Empowering Reform Is the Key to Robert Gates’ Leadership Approach

Empowering Reform Is the Key to Robert Gates’ Leadership Approach
Former Defense Secretary Robert Gates addresses the Boy Scouts of America’s annual meeting, Nashville, Tenn., May 23, 2014 (AP photo by Mark Zaleski).

Robert Gates’ new book on leadership has powerful lessons for how American institutions, both public and private, are inspired and managed. At a time when U.S. citizens despair of ever fixing the country’s political system, he conveys some hope that positive change in political and bureaucratic behavior is possible. And beyond the U.S., Gates’ approach to leadership could also be applied to how Washington engages with democratizing countries struggling to build new social contracts between their leaders and citizens.

Gates’ third book since leaving public office, “A Passion for Leadership,” draws from his 50 years of public service under eight presidents of both parties, including as the head of the CIA and the Department of Defense. Added to that mix are his experiences as the president of Texas A&M University, as a member of various corporate boards and as national president of the Boy Scouts of America, one of his current affiliations.
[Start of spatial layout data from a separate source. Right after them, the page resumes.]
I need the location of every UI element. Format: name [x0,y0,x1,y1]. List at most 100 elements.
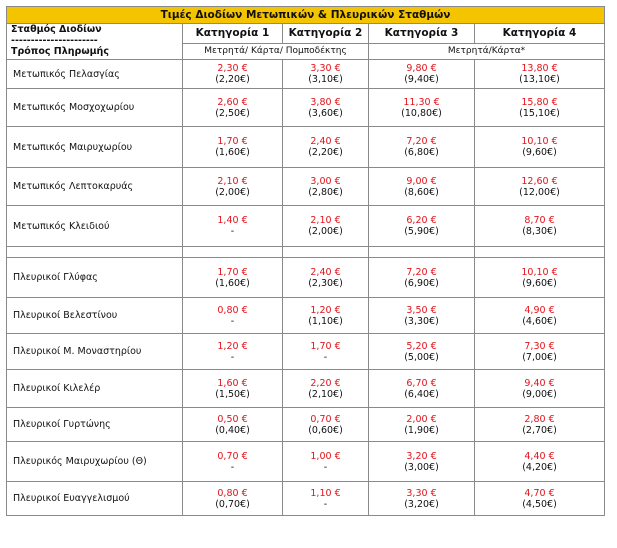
station-row: Πλευρικός Μαιρυχωρίου (Θ) 0,70 € -1,00 € -3… [6,441,605,482]
discounted-price: (3,30€) [404,315,439,327]
price-cell-category-2: 0,70 € (0,60€) [282,407,369,442]
station-name: Πλευρικός Μαιρυχωρίου (Θ) [6,441,183,482]
discounted-price: - [230,351,235,363]
cash-price: 1,20 € [217,340,248,352]
discounted-price: (4,60€) [522,315,557,327]
price-cell-category-1: 1,70 € (1,60€) [182,257,283,298]
price-cell-category-3: 5,20 € (5,00€) [368,333,475,370]
discounted-price: (8,60€) [404,186,439,198]
cash-price: 4,70 € [524,487,555,499]
discounted-price: (6,80€) [404,147,439,158]
price-cell-category-2: 1,10 € - [282,481,369,516]
cash-price: 2,30 € [217,63,248,74]
cash-price: 1,20 € [310,304,341,316]
cash-price: 2,10 € [310,215,341,226]
spacer-cell [474,246,605,258]
price-cell-category-2: 1,00 € - [282,441,369,482]
price-cell-category-2: 2,20 € (2,10€) [282,369,369,408]
cash-price: 11,30 € [403,96,440,108]
price-cell-category-4: 4,40 € (4,20€) [474,441,605,482]
discounted-price: (6,90€) [404,277,439,289]
cash-price: 10,10 € [521,266,558,278]
station-row: Πλευρικοί Γλύφας 1,70 € (1,60€) 2,40 € (2,30… [6,257,605,298]
price-cell-category-3: 7,20 € (6,80€) [368,126,475,168]
discounted-price: (13,10€) [519,74,560,85]
spacer-cell [368,246,475,258]
price-cell-category-3: 3,50 € (3,30€) [368,297,475,334]
station-row: Πλευρικοί Μ. Μοναστηρίου 1,20 € -1,70 € -5,… [6,333,605,370]
price-cell-category-4: 9,40 € (9,00€) [474,369,605,408]
category-1-header: Κατηγορία 1 [182,23,283,44]
discounted-price: (2,10€) [308,388,343,400]
category-header-row: Σταθμός Διοδίων ---------------------- Τ… [6,23,605,60]
discounted-price: (1,50€) [215,388,250,400]
price-cell-category-2: 3,30 € (3,10€) [282,59,369,89]
cash-price: 5,20 € [406,340,437,352]
discounted-price: (2,00€) [308,226,343,237]
discounted-price: (9,40€) [404,74,439,85]
category-2-header: Κατηγορία 2 [282,23,369,44]
station-label: Σταθμός Διοδίων [11,24,102,35]
discounted-price: (4,50€) [522,498,557,510]
discounted-price: - [323,498,328,510]
cash-price: 15,80 € [521,96,558,108]
station-name: Μετωπικός Λεπτοκαρυάς [6,167,183,206]
price-cell-category-4: 7,30 € (7,00€) [474,333,605,370]
header-divider-dashes: ---------------------- [11,35,98,46]
price-cell-category-3: 6,70 € (6,40€) [368,369,475,408]
price-cell-category-2: 2,10 € (2,00€) [282,205,369,247]
cash-price: 3,30 € [406,487,437,499]
cash-price: 2,40 € [310,136,341,147]
price-cell-category-4: 13,80 € (13,10€) [474,59,605,89]
cash-price: 1,70 € [217,136,248,147]
cash-price: 0,50 € [217,413,248,425]
discounted-price: (5,90€) [404,226,439,237]
price-cell-category-3: 7,20 € (6,90€) [368,257,475,298]
price-cell-category-4: 10,10 € (9,60€) [474,257,605,298]
station-row: Μετωπικός Λεπτοκαρυάς 2,10 € (2,00€) 3,00 €… [6,167,605,206]
cash-price: 1,40 € [217,215,248,226]
station-row: Πλευρικοί Βελεστίνου 0,80 € -1,20 € (1,10€)… [6,297,605,334]
discounted-price: (6,40€) [404,388,439,400]
payment-label: Τρόπος Πληρωμής [11,46,109,57]
spacer-cell [182,246,283,258]
discounted-price: (1,10€) [308,315,343,327]
cash-price: 0,70 € [310,413,341,425]
price-cell-category-1: 1,40 € - [182,205,283,247]
cash-price: 4,40 € [524,450,555,462]
cash-price: 0,80 € [217,487,248,499]
station-name: Μετωπικός Κλειδιού [6,205,183,247]
price-cell-category-2: 2,40 € (2,20€) [282,126,369,168]
discounted-price: (2,50€) [215,107,250,119]
cash-price: 1,10 € [310,487,341,499]
cash-price: 1,70 € [217,266,248,278]
station-name: Πλευρικοί Γλύφας [6,257,183,298]
price-cell-category-1: 2,10 € (2,00€) [182,167,283,206]
price-cell-category-1: 2,60 € (2,50€) [182,88,283,127]
discounted-price: (9,60€) [522,277,557,289]
station-name: Μετωπικός Πελασγίας [6,59,183,89]
discounted-price: (12,00€) [519,186,560,198]
cash-price: 9,00 € [406,175,437,187]
cash-price: 2,80 € [524,413,555,425]
cash-price: 4,90 € [524,304,555,316]
price-cell-category-3: 6,20 € (5,90€) [368,205,475,247]
cash-price: 10,10 € [521,136,558,147]
table-title: Τιμές Διοδίων Μετωπικών & Πλευρικών Σταθ… [6,6,605,24]
station-row: Μετωπικός Πελασγίας 2,30 € (2,20€) 3,30 € (3… [6,59,605,89]
cash-price: 0,70 € [217,450,248,462]
price-cell-category-3: 9,00 € (8,60€) [368,167,475,206]
discounted-price: (7,00€) [522,351,557,363]
station-name: Πλευρικοί Κιλελέρ [6,369,183,408]
cash-price: 3,30 € [310,63,341,74]
cash-price: 2,40 € [310,266,341,278]
price-cell-category-4: 12,60 € (12,00€) [474,167,605,206]
price-cell-category-1: 0,70 € - [182,441,283,482]
spacer-cell [6,246,183,258]
discounted-price: (4,20€) [522,461,557,473]
price-cell-category-2: 1,70 € - [282,333,369,370]
price-cell-category-3: 9,80 € (9,40€) [368,59,475,89]
station-payment-header: Σταθμός Διοδίων ---------------------- Τ… [6,23,183,60]
cash-price: 3,50 € [406,304,437,316]
cash-price: 3,80 € [310,96,341,108]
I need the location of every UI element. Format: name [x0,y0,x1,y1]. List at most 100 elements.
Gates uses the range of these leadership positions to illustrate his belief that there are more similarities than differences in the talents needed to be a good leader, whether in large public administrations, corporate settings or the nonprofit sector.
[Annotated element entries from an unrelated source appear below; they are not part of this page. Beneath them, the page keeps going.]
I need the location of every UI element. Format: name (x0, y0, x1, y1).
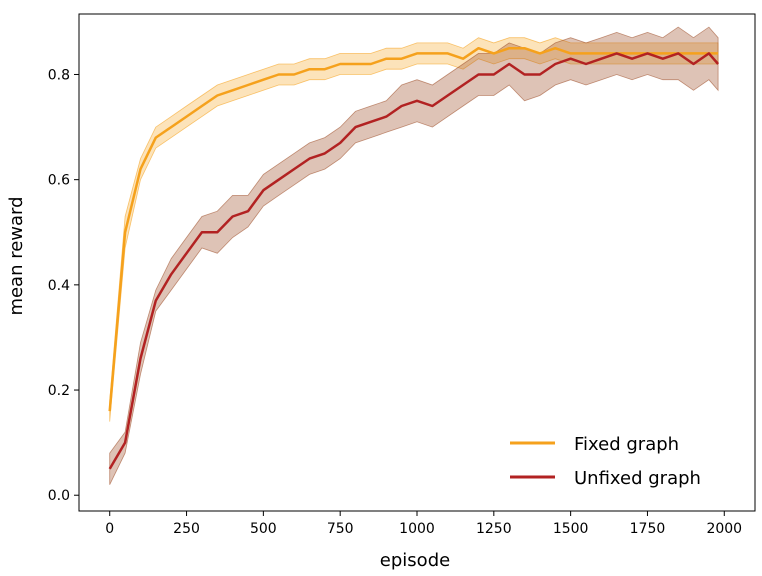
x-tick-label: 500 (250, 521, 277, 537)
x-tick-label: 1750 (630, 521, 666, 537)
x-tick-label: 0 (105, 521, 114, 537)
band-unfixed-graph (109, 26, 719, 485)
x-tick-label: 1000 (399, 521, 435, 537)
y-tick-label: 0.8 (48, 67, 70, 83)
y-tick-label: 0.6 (48, 173, 70, 189)
y-axis-label: mean reward (6, 196, 27, 315)
x-tick-label: 250 (173, 521, 200, 537)
y-axis-ticks: 0.0 0.2 0.4 0.6 0.8 (48, 67, 79, 504)
legend-label-fixed-graph: Fixed graph (574, 434, 679, 455)
series-line-fixed-graph (108, 46, 719, 412)
x-axis-label: episode (380, 550, 450, 571)
y-tick-label: 0.4 (48, 278, 70, 294)
legend: Fixed graph Unfixed graph (510, 434, 701, 489)
x-tick-label: 1250 (476, 521, 512, 537)
x-axis-ticks: 0 250 500 750 1000 1250 1500 1750 2000 (105, 511, 742, 537)
series-lines (108, 46, 720, 470)
legend-label-unfixed-graph: Unfixed graph (574, 468, 701, 489)
y-tick-label: 0.2 (48, 383, 70, 399)
x-tick-label: 2000 (706, 521, 742, 537)
x-tick-label: 750 (327, 521, 354, 537)
series-line-unfixed-graph (108, 52, 720, 470)
x-tick-label: 1500 (553, 521, 589, 537)
y-tick-label: 0.0 (48, 488, 70, 504)
confidence-bands (109, 26, 719, 485)
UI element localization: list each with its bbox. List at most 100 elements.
Without resorting to management school jargon, Gates lays out some basic principles for effective leadership, starting from the premise that all organizations need to be in a perpetual search for reform. Any new leader, he argues, must set goals to change and improve the organization, even in organizations deemed as performing well. But he also makes clear that new leaders need to listen before they act, and that once a course for change is set, the leader needs to empower the system in place not only to implement plans, but also to modify and adjust them as needed. Treating subordinates with respect and dignity is important, even when removing them from positions as part of processes of change. As defense secretary, for instance, Gates spoke at the retirement ceremonies of senior officers he had fired in very public ways.